Numerical calculation could not guarantee the maximum is exactly 1 (, but should be very close to 1).

kroluk commented 6 years ago

Hi Xiuwen, thanks for the quick answer. Pleas find the result below.

Setting the threshold to 1.0 still prunes approx. 450 markers. The "border-threshold" is at about 1.000000000000001. So indeed very close to 1.

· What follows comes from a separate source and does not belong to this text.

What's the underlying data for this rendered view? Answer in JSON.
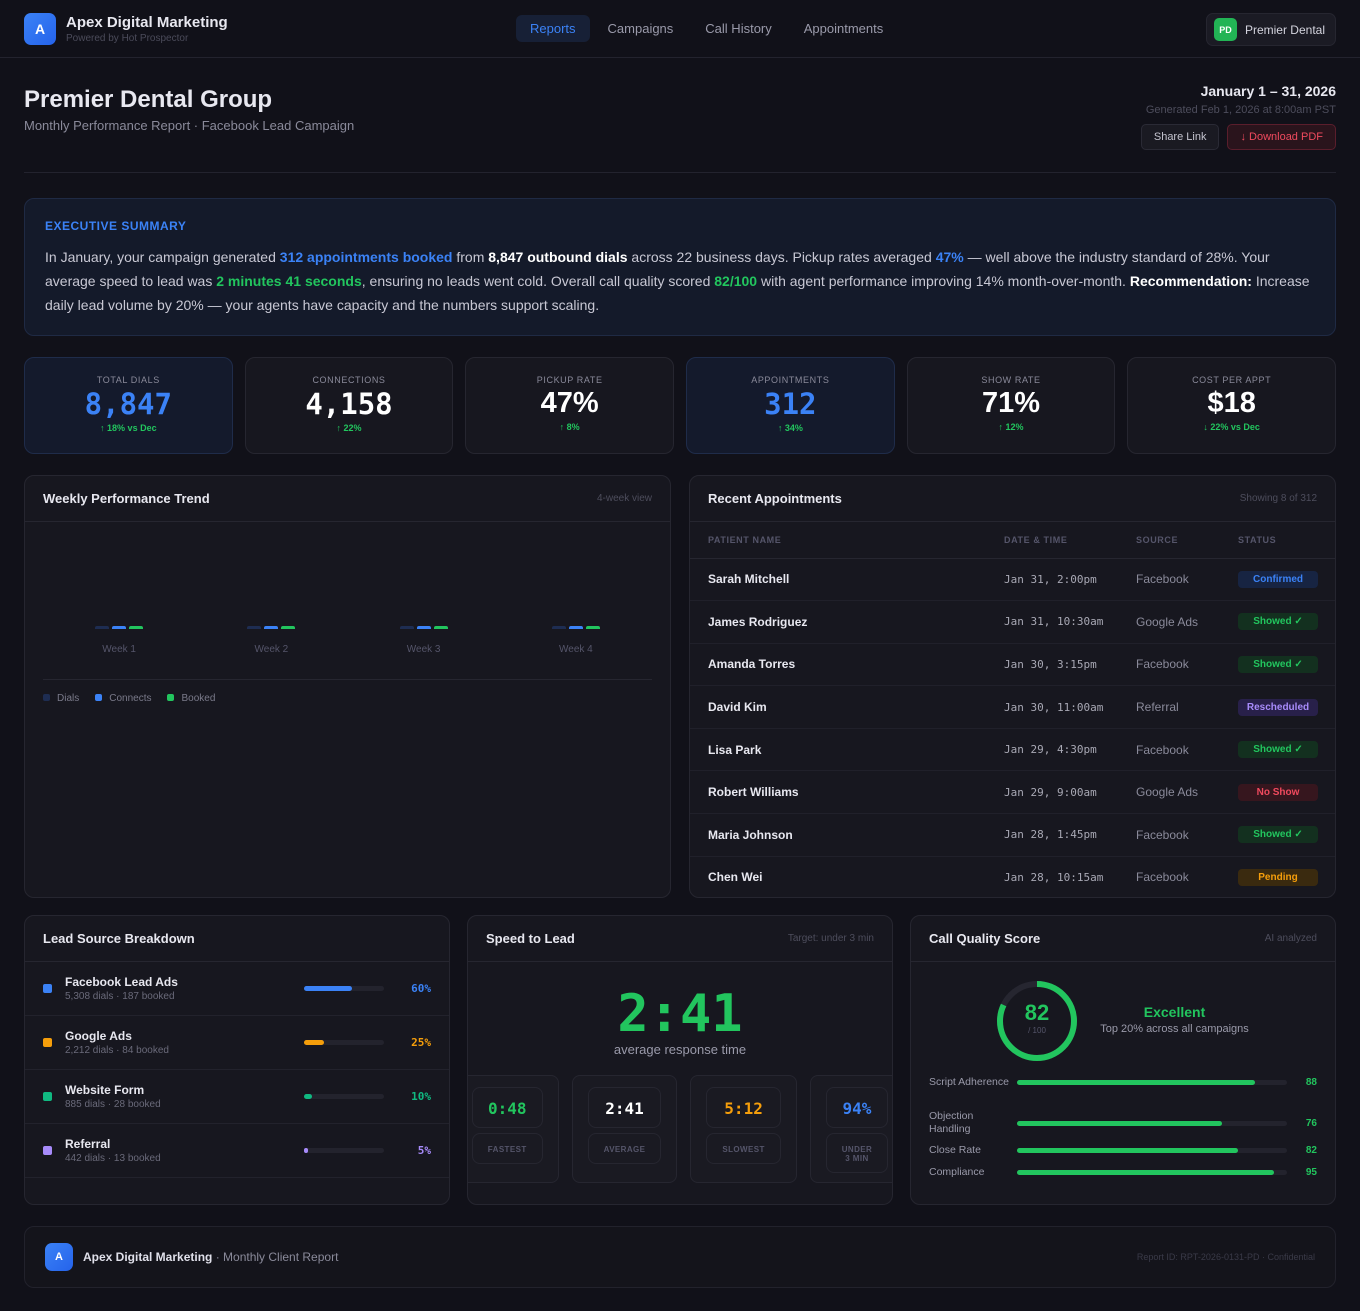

snpset <- snpgdsLDpruning(GDSgenofile, method="corr", ld.threshold= 1.0, maf = 0.05, missing.rate = 0.05) SNP pruning based on LD: Excluding 0 SNP on non-autosomes Excluding 171 SNPs (monomorphic: TRUE, MAF: 0.05, missing rate: 0.05) Working space: 315 samples, 13,450 SNPs using 1 (CPU) core sliding window: 500,000 basepairs, Inf SNPs |LD| threshold: 1 method: correlation Chromosome 1: 95.46%, 820/859 Chromosome 2: 94.48%, 1,096/1,160 Chromosome 3: 92.53%, 471/509 Chromosome 4: 97.49%, 816/837 Chromosome 5: 97.80%, 889/909 Chromosome 6: 97.58%, 323/331 Chromosome 7: 94.66%, 691/730 Chromosome 8: 96.64%, 892/923 Chromosome 9: 98.45%, 191/194 Chromosome 10: 94.29%, 396/420 Chromosome 11: 95.14%, 470/494 Chromosome 12: 97.85%, 91/93 Chromosome 13: 94.54%, 849/898 Chromosome 14: 92.61%, 1,003/1,083 Chromosome 15: 97.13%, 338/348 Chromosome 16: 94.37%, 771/817 Chromosome 17: 95.69%, 911/952 Chromosome 18: 96.84%, 276/285 Chromosome 19: 95.94%, 875/912 Chromosome 20: 95.83%, 620/647 Chromosome 21: 96.82%, 213/220 13,002 markers are selected in total.